Quote 13
In no Paradise myself, I am impatient of all misery in others that is not mad. Thou should’st go mad, blacksmith; say, why dost thou not go mad? How can’st thou endure without being mad? Do the heavens yet hate thee, that thou can’st not go mad? (113.4)
Again Ahab presents madness as a choice—here, he suggests that it’s the only reasonable reaction to the unreasonable suffering that human beings have to endure in the world.
Quote 14
"Here, boy; Ahab’s cabin shall be Pip’s home henceforth, while Ahab lives. Thou touchest my inmost centre, boy; thou art tied to me by cords woven of my heart-strings. Come, let’s down."
"What’s this? here’s velvet shark-skin," intently gazing at Ahab’s hand, and feeling it. "Ah, now, had poor Pip but felt so kind a thing as this, perhaps he had ne’er been lost! This seems to me, Sir, as a man-rope; something that weak souls may hold by. Oh, Sir, let old Perth now come and rivet these two hands together; the black one with the white, for I will not let this go."
"Oh, boy, nor will I thee, unless I should thereby drag thee to worse horrors than are here. Come, then, to my cabin. Lo! ye believers in gods all goodness, and in man all ill, lo you! see the omniscient gods oblivious of suffering man; and man, though idiotic, and knowing not what he does, yet full of the sweet things of love and gratitude. Come! I feel prouder leading thee by thy black hand, than though I grasped an Emperor’s!"

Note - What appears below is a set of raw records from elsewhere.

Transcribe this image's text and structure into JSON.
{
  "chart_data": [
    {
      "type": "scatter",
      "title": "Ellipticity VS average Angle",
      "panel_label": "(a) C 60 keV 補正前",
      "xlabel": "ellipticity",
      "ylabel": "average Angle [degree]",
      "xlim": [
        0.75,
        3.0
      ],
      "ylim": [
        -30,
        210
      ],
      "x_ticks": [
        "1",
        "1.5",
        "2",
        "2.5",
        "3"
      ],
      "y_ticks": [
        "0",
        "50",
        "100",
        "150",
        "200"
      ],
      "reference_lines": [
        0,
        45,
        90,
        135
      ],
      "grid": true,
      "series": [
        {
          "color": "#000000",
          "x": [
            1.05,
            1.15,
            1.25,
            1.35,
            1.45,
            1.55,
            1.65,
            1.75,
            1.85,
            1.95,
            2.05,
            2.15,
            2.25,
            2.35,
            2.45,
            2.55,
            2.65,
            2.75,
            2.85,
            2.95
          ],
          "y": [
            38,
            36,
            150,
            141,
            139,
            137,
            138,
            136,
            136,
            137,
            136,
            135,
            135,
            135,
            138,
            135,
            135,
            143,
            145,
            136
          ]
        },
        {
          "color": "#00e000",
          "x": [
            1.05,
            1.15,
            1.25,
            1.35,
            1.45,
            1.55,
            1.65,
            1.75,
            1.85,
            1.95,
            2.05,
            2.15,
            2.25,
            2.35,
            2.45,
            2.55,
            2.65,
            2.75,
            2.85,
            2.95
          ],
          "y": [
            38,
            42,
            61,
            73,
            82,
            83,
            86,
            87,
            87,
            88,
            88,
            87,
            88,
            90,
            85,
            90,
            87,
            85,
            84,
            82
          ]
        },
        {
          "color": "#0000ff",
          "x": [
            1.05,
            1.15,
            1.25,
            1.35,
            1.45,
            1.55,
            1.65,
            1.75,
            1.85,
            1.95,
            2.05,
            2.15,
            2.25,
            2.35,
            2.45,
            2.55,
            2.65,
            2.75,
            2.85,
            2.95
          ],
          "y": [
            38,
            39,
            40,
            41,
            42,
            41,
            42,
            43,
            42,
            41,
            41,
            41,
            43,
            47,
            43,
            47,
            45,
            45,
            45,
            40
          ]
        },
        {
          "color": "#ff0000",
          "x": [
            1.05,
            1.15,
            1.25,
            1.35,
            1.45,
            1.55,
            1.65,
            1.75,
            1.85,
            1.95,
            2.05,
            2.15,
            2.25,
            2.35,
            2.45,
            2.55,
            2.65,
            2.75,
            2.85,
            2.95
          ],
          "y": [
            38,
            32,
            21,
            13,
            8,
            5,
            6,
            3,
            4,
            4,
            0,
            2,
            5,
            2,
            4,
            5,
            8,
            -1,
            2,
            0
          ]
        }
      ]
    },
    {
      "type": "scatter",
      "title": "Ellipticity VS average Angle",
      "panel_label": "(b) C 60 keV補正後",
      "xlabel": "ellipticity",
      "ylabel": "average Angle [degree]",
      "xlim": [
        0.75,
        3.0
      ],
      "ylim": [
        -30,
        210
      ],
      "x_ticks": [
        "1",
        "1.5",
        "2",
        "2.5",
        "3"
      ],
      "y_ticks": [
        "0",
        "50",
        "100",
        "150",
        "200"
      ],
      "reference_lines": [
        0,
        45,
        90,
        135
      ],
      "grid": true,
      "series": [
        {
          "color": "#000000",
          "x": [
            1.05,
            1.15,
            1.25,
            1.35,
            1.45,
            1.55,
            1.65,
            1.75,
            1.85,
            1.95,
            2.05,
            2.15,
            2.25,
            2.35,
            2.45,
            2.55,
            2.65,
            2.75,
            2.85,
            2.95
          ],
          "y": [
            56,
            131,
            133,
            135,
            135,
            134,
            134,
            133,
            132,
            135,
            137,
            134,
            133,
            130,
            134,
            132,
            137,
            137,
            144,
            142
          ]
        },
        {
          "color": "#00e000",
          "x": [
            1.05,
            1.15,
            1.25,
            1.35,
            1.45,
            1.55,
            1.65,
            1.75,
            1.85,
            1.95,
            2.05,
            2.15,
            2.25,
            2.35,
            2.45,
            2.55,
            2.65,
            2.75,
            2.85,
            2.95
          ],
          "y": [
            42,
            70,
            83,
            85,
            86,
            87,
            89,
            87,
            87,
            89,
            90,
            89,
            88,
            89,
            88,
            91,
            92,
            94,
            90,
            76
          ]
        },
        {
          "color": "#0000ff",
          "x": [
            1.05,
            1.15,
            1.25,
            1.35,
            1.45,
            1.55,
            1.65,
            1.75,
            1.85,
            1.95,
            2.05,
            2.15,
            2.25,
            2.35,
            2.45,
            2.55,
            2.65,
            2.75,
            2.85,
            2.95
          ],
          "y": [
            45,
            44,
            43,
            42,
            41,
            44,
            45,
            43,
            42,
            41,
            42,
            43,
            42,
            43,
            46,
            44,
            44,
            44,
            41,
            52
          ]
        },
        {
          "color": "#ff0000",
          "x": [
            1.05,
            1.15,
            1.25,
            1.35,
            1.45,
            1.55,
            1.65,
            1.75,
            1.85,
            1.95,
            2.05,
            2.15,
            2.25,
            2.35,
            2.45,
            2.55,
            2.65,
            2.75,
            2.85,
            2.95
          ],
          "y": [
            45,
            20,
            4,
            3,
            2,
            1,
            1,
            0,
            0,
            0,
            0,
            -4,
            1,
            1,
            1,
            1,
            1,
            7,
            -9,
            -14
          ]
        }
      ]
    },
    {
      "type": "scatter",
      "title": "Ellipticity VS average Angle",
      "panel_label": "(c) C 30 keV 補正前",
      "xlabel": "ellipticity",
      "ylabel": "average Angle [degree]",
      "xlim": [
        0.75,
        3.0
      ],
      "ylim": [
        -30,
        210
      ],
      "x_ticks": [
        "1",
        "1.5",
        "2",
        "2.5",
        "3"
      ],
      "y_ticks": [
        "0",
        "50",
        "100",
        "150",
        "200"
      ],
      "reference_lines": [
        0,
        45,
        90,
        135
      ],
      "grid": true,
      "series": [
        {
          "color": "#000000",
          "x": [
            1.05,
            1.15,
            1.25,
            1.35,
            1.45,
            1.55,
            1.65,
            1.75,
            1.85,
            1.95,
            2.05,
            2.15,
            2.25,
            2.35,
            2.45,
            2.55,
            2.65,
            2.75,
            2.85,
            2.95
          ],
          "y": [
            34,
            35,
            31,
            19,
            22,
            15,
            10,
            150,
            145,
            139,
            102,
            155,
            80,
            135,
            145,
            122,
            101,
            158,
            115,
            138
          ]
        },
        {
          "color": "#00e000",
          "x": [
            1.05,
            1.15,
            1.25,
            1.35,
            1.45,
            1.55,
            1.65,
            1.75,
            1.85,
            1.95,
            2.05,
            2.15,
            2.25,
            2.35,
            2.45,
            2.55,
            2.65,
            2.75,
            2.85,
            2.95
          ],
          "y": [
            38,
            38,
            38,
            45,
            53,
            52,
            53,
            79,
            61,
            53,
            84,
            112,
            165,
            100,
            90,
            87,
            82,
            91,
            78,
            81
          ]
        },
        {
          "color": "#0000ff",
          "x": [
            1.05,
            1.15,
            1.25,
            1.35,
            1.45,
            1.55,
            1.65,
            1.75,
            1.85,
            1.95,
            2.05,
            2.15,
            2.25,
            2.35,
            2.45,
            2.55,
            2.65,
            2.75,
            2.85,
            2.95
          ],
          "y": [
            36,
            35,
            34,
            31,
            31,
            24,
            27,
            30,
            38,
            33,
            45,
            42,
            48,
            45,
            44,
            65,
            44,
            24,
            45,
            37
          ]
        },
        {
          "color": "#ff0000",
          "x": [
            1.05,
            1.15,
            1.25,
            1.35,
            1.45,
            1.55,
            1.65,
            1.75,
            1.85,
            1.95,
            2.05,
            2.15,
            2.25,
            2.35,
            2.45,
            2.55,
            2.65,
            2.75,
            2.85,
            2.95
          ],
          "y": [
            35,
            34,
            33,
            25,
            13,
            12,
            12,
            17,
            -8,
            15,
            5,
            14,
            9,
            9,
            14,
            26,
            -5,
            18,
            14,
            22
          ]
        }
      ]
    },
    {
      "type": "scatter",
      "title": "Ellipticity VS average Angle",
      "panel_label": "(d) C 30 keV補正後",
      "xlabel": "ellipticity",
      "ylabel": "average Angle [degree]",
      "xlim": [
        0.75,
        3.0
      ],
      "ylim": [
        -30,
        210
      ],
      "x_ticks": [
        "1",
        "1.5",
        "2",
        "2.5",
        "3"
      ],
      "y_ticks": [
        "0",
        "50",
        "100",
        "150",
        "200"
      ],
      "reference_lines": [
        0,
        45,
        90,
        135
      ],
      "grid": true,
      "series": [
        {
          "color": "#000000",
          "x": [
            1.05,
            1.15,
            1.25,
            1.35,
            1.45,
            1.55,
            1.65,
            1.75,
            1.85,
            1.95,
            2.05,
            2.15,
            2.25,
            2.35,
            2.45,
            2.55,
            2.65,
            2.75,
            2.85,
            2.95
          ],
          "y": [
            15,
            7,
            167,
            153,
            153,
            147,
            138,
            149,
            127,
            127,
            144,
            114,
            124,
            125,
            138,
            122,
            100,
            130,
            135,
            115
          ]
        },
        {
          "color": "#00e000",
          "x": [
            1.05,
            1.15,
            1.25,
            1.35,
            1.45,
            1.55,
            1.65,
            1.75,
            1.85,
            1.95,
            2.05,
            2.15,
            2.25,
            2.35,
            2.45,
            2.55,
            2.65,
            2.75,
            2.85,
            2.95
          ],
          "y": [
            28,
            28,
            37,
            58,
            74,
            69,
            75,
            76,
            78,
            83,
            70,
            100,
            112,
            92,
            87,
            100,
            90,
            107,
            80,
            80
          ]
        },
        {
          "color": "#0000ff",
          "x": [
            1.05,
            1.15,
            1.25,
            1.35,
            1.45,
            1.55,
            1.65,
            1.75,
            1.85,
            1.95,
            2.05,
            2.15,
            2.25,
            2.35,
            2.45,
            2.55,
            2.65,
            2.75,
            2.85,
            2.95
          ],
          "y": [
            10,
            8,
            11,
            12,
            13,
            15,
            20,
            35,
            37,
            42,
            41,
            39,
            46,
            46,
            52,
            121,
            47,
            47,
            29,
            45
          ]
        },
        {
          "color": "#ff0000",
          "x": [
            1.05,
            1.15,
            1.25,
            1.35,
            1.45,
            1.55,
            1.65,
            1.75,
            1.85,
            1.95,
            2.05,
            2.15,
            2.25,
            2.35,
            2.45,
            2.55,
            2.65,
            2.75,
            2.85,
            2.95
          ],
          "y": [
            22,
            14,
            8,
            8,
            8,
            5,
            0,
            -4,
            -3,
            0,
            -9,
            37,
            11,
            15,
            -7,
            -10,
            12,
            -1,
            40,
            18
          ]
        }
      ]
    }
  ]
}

"There go two daft ones now," muttered the old Manxman. "One daft with strength, the other daft with weakness." (125.26-29)
Ahab and Pip, mad in their different ways, make an ideal pairing. Like Shakespeare's King Lear and his fool (see what Shmoop has to say on King Lear), together they become the tragic hero who falls into a bout of madness and the goofy madman who still manages to be wiser than his master.
Quote 15
[Ahab moving to go on deck; Pip catches him by the hand to follow.] "Lad, lad, I tell thee thou must not follow Ahab now. The hour is coming when Ahab would not scare thee from him, yet would not have thee by him. There is that in thee, poor lad, which I feel too curing to my malady. Like cures like; and for this hunt, my malady becomes my most desired health." (129.1)
In fact, Pip is so good at touching Ahab’s heart, and making Ahab aware of uncomfortable truths about the spiritual nature of the world, that Ahab has to cast him off in order to go on with his crazy revenge quest. With Pip in the cabin and Ahab on the deck for the last section of the novel, it’s as though the captain has split into two different selves, each mad in its own weird way.